Les premières comparutions au tribunal auront lieu en février mais la colère est extrêmement forte, tout particulièrement au sein des milieux patriotes et liés à l’armée, mais également dans l’intelligentsia, qui soupçonne une affaire montée de toute pièce.

Des accusations qui peinent à tenir la route

Les faits reposent sur des captures d’écran de caméras de surveillance, pas entièrement convaincantes. De plus, au moins deux des accusés affirment détenir des alibis.

Il y a aussi quelque chose qui cloche avec le motif : les accusés sont certes des nationalistes, mais on ne saisit pas en quoi le meurtre d’un journaliste biélorusse servirait leur cause. Quant à l’idéologie néo-nazie évoquée, elle est cocasse quand on sait que le ministre de l’Intérieur lui-même est le soutien politique principal du bataillon Azov, la véritable mouvance extrémiste ukrainienne.

Toutes ces informations laissent un arrière goût de dossier mal fagoté.

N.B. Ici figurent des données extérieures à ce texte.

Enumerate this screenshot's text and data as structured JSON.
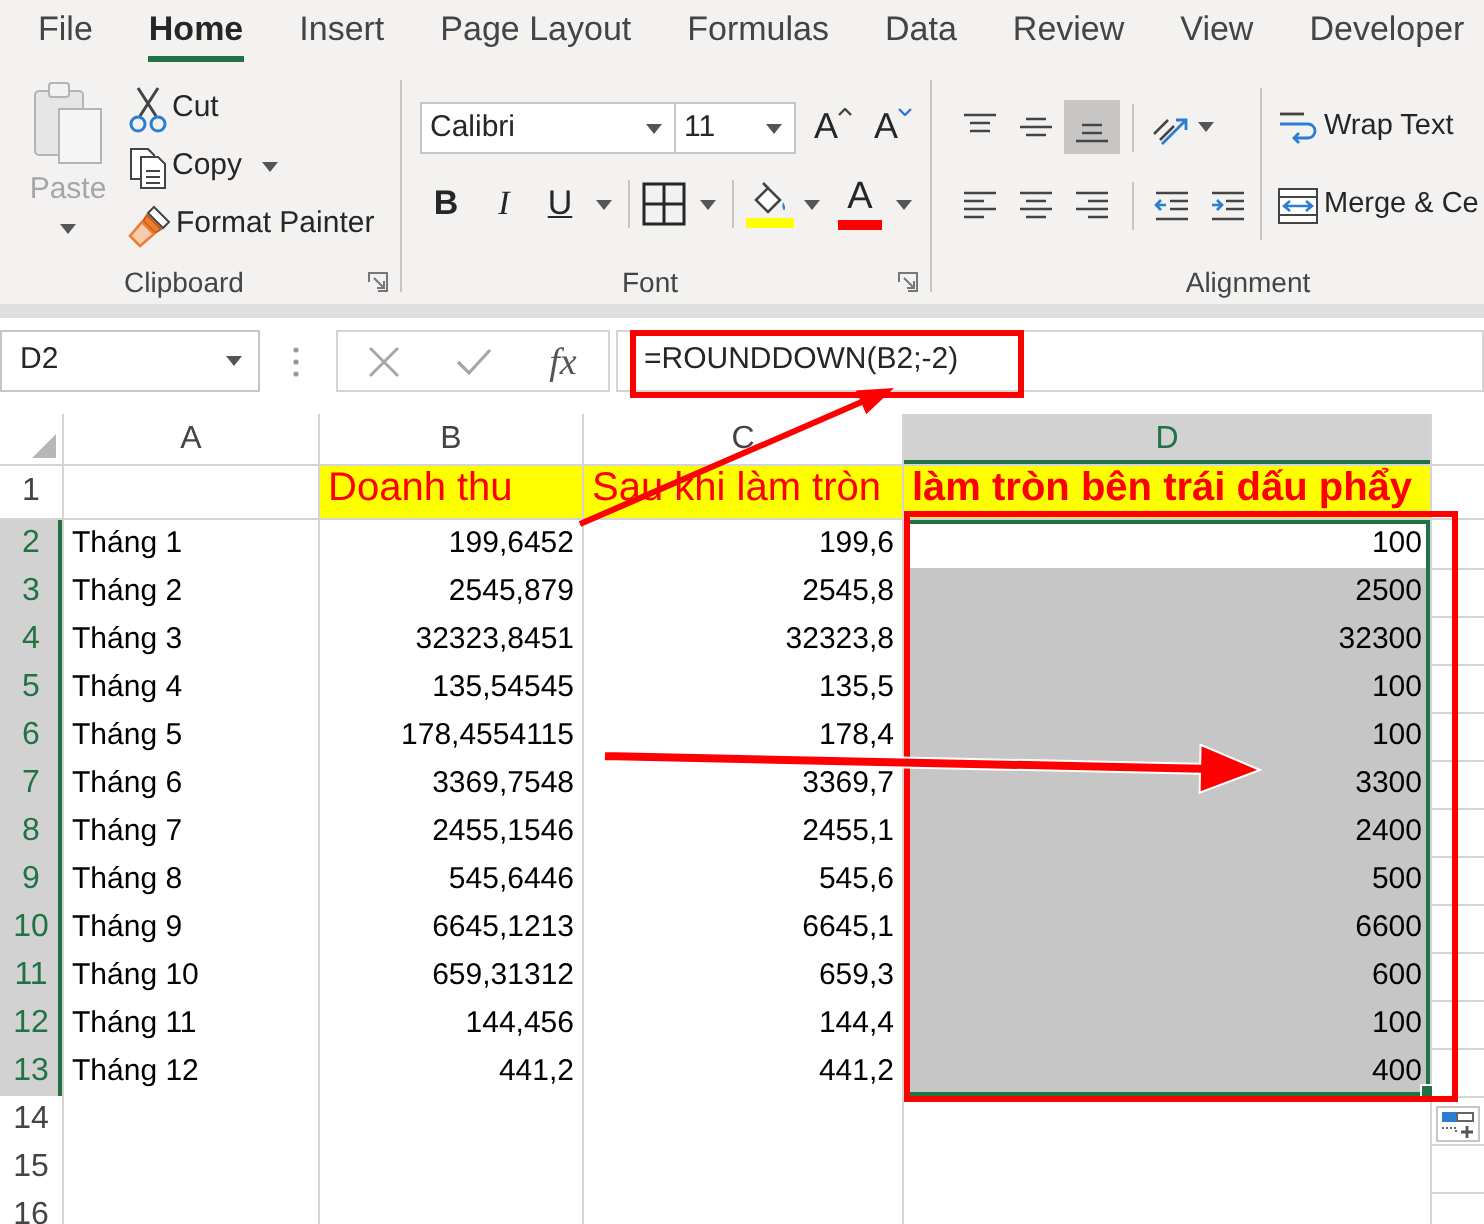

D’ailleurs, les proches de Pavel Cheremet, ses collègues du journal Ukrainska Pravda, se sont montrés très prudents, et refusent d’endosser les conclusions de l’enquête.

Or, en octobre, le président Volodymyr Zelensky a clairement demandé à tous ses ministres de montrer des premiers résultats avant la fin de l’année, et en particulier au ministre de l’Intérieur, dans le domaine des meurtres politiques.

Selon plusieurs sources, le très puissant Arsen Avakov se serait senti sur la sellette, et pas très regardant sur les questions de justice, il pourrait avoir été tenté de bâcler un dossier très politique, afin de redorer son blason.